The only changes needed to WordPress are to make sure it knows it’s running over an SSL connection. So, in the wp-config.php, the following needs to be added.
/** Enable connection over SSL */
define('DB_SSL', true);
define( 'MYSQL_CLIENT_FLAGS', MYSQLI_CLIENT_SSL );
Beyond that, it’s just a normal MySQL server. Latency is not too bad, though it can be noticeable, and I would strongly recommend putting object cache and transients locally. For my site and other sites I manage, it’s fine, especially with the relatively heavy use of static caching I use.
Other Stuff?
Let’s see, we talked about Tailscale as a VPN but I also use a couple of other features: Tailscale SSH and Tailscale share. Tailscale SSH not only locks down my SSH to only being on my Tailnet but also provides ACL (access control) and a bunch of other nice features. Tailscale share let’s me point to a location and create a WebDAV file share of that path. This is what I use to provide temporary access to the filesystem for backups. Again, this has access controls, so only my backup server can access it.
Beyond that, the site is on an Ubuntu 20.04LTS release. It is provisioned with Ansible and updated daily. Backups use Borgbackup.
What else, secret management? I’ll leave that for another post.
So, a couple of questions I’m often asked
How much does it cost?
timnash.co.uk runs on a single nano instance Linode at about $10/month. It does make use of a few other services shared between multiple sites, and these are:
- Managed Database – $70/month but is shared by about 20 sites, so let’s say $5/month
- DNS is DNS Made Easy – it is an annual subscription (and coming up for renewal, and I’m strongly considering moving), but it’s about $70/year, though has multiple sites on it, so let’s say $1/month
- SendGrid – provides transaction email and, you guessed it, is shared by multiple sites, but again, let’s call it $1
- Updown.io for external uptime monitoring the cost is negligible as I buy in credits once a year for again multiple sites.

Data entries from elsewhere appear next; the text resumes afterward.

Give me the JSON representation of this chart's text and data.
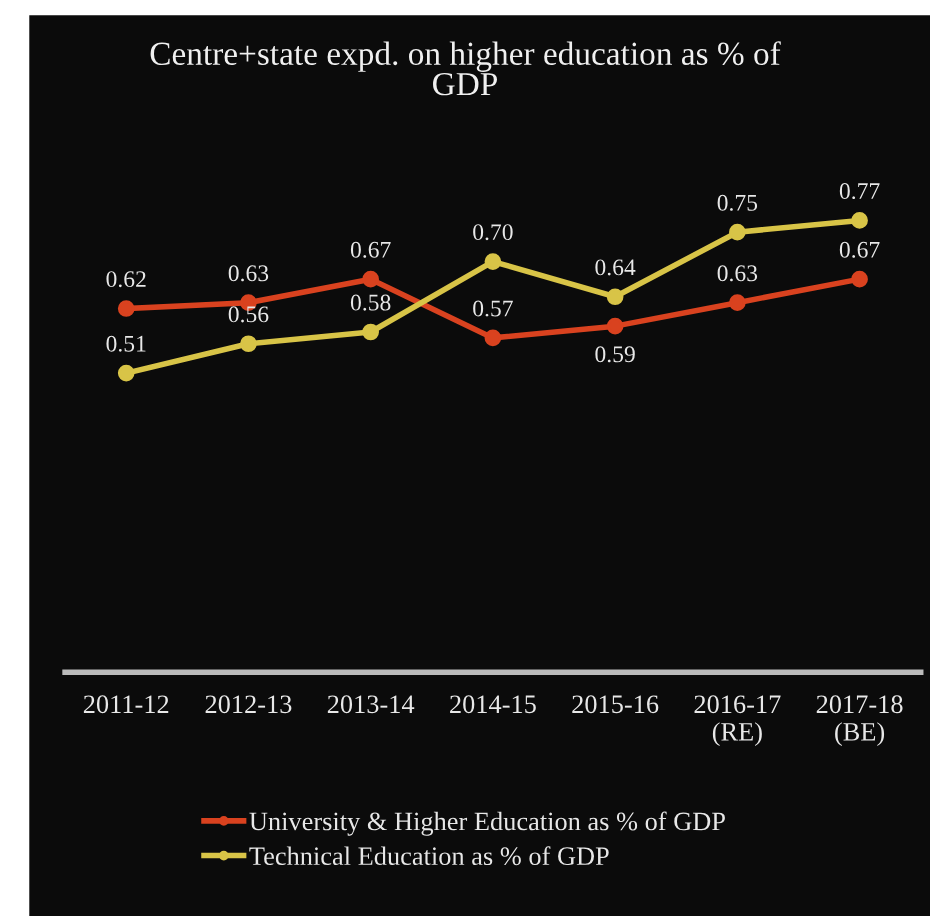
{
  "chart_data": {
    "type": "line",
    "title": "Centre+state expd. on higher education as % of\nGDP",
    "categories": [
      "2011-12",
      "2012-13",
      "2013-14",
      "2014-15",
      "2015-16",
      "2016-17\n(RE)",
      "2017-18\n(BE)"
    ],
    "series": [
      {
        "name": "University & Higher Education as % of GDP",
        "color": "#d9421f",
        "values": [
          0.62,
          0.63,
          0.67,
          0.57,
          0.59,
          0.63,
          0.67
        ],
        "value_labels": [
          "0.62",
          "0.63",
          "0.67",
          "0.57",
          "0.59",
          "0.63",
          "0.67"
        ]
      },
      {
        "name": "Technical Education as % of GDP",
        "color": "#d8c447",
        "values": [
          0.51,
          0.56,
          0.58,
          0.7,
          0.64,
          0.75,
          0.77
        ],
        "value_labels": [
          "0.51",
          "0.56",
          "0.58",
          "0.70",
          "0.64",
          "0.75",
          "0.77"
        ]
      }
    ],
    "tick_labels": "x",
    "legend": "bottom",
    "marker": "circle",
    "line_style": "solid"
  }
}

- My own infrastructure, which is a hodgepodge of at-home Hertzner box and VPS on Linode, but they are part of my broader infrastructure.

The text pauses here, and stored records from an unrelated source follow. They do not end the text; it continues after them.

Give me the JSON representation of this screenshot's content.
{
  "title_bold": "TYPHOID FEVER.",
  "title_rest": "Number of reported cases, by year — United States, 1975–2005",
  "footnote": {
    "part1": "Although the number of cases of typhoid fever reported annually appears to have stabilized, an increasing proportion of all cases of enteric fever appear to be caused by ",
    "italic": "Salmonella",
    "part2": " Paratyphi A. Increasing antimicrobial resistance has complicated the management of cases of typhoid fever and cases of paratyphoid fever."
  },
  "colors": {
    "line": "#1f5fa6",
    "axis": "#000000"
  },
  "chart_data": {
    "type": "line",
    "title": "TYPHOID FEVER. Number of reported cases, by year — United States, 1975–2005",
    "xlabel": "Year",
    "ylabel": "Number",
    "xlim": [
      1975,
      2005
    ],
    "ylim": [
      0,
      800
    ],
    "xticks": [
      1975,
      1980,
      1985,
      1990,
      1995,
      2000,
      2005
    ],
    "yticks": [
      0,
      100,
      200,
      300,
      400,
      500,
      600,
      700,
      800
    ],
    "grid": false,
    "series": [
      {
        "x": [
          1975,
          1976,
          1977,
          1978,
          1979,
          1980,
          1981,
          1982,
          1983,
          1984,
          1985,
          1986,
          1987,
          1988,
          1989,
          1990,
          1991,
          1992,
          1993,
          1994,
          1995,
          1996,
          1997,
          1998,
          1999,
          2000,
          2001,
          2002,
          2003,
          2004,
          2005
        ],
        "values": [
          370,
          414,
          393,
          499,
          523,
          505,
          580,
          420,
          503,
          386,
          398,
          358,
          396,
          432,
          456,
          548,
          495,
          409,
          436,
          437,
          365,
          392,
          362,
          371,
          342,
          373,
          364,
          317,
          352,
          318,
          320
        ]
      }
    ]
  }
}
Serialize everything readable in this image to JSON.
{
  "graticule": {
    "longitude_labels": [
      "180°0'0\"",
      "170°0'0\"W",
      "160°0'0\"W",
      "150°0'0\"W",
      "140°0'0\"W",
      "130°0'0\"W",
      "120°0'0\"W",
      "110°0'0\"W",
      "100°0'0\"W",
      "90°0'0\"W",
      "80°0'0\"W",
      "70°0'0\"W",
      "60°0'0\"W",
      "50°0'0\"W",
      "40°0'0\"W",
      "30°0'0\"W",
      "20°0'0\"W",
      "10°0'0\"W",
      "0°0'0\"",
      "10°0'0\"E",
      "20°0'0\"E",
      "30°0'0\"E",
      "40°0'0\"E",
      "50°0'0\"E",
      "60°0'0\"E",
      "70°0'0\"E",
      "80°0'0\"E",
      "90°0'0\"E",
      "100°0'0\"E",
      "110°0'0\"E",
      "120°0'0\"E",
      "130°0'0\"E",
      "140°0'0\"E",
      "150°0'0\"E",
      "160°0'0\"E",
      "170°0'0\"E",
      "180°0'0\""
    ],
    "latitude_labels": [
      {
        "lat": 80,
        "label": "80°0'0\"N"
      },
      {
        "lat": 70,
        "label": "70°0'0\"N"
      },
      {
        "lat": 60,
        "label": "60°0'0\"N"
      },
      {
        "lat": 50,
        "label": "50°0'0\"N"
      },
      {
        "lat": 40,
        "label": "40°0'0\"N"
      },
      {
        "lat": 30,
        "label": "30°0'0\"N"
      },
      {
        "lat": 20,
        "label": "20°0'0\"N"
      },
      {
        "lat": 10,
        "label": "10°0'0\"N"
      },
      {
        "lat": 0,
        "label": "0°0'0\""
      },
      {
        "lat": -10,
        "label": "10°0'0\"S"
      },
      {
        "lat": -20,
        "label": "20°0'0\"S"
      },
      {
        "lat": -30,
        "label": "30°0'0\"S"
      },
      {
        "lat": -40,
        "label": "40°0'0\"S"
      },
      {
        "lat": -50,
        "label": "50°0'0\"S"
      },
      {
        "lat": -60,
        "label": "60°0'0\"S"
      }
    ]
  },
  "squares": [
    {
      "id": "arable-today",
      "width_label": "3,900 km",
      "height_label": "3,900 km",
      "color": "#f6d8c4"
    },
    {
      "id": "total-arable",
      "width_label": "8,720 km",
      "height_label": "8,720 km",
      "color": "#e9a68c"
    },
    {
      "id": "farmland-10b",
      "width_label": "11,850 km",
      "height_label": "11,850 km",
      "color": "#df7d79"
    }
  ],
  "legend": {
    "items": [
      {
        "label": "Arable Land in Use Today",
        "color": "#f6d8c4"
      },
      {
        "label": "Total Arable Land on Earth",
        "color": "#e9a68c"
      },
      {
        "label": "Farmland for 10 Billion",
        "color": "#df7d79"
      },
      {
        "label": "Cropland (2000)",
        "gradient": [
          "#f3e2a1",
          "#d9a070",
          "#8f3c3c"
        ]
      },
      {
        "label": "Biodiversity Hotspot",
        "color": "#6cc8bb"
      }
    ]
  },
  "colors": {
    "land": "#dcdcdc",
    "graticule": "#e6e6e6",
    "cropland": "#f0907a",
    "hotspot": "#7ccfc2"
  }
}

So the total is probably around $17-18 a month.
I also make use of a couple of free services I want to shout out:
- Cabin provides analytics: I’m on a grandfathered plan, but they provide really nice analytics options for privacy and sustainability enthusiasts.
- For the newsletter Buttondown, again, I’m grandfathered onto a tier. While I had some issues setting it up (https://timnash.co.uk/lessons-learnt-migrating-from-mailchimp-to-buttondown/), I really like the minimal interface of Buttondown.

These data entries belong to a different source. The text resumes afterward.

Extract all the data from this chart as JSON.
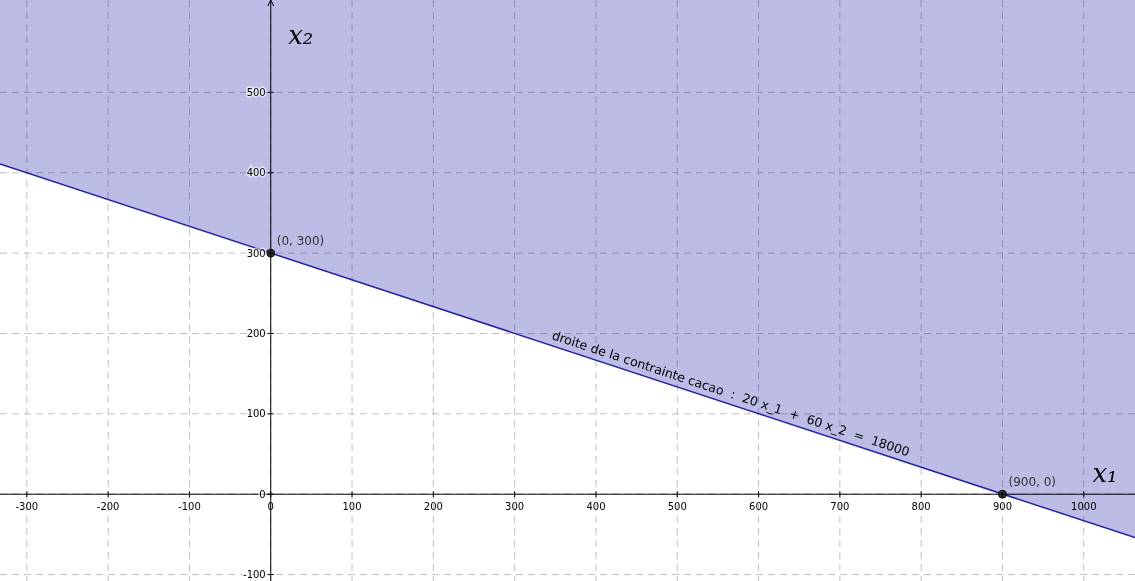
{
  "chart_data": {
    "type": "line",
    "xlabel": "x₁",
    "ylabel": "x₂",
    "xlim": [
      -333,
      1063
    ],
    "ylim": [
      -108,
      615
    ],
    "xticks": [
      -300,
      -200,
      -100,
      0,
      100,
      200,
      300,
      400,
      500,
      600,
      700,
      800,
      900,
      1000
    ],
    "yticks": [
      -100,
      0,
      100,
      200,
      300,
      400,
      500
    ],
    "grid": true,
    "line_style": "solid",
    "series": [
      {
        "color": "#2222aa",
        "x": [
          -333,
          1063
        ],
        "values": [
          411,
          -54
        ],
        "lower": [
          411,
          -54
        ],
        "upper": [
          615,
          615
        ]
      },
      {
        "type": "scatter",
        "color": "#333333",
        "marker": "circle",
        "x": [
          0,
          900
        ],
        "values": [
          300,
          0
        ]
      }
    ],
    "annotations": [
      {
        "text": "(0, 300)",
        "x": 0,
        "y": 300
      },
      {
        "text": "(900, 0)",
        "x": 900,
        "y": 0
      },
      {
        "text": "droite de la contrainte cacao  :  20 x_1  +  60 x_2  =  18000",
        "x": 562,
        "y": 113
      }
    ]
  }
}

What I don’t have is a CDN setup. Over the years, I have used folks like KeyCDN and CloudFront and dabbled with CloudFlare, but honestly, my site is fast. It serves a UK-centric audience on the whole (big hello, if you are from elsewhere) and mostly static content. A proxy server wouldn’t benefit and probably harm performance, and for files, potentially, there would be some benefits in a CDN, but it’s marginal and not worth the cost and management pain.
Is it worth it?
Timnash.co.uk is a pet. It’s my site, and it will always be a little bit special. Sometimes, it will be broken. It’s the place to experiment and innovate, so yes, it’s worth it. I probably spend less than an hour a month doing maintenance on the site and server, so there is not much time sink.
I really like Caddy and would strongly recommend you check it out. You are unlikely to find a managed host that supports it, but I suspect that if you give it a couple of years, you might.
So now it’s over to you!
Tell me what you would do differently, what changes I could make and about your setups!
I like writing these posts because I always learn new and interesting things and ways to do things, and I love reading about other people’s setups.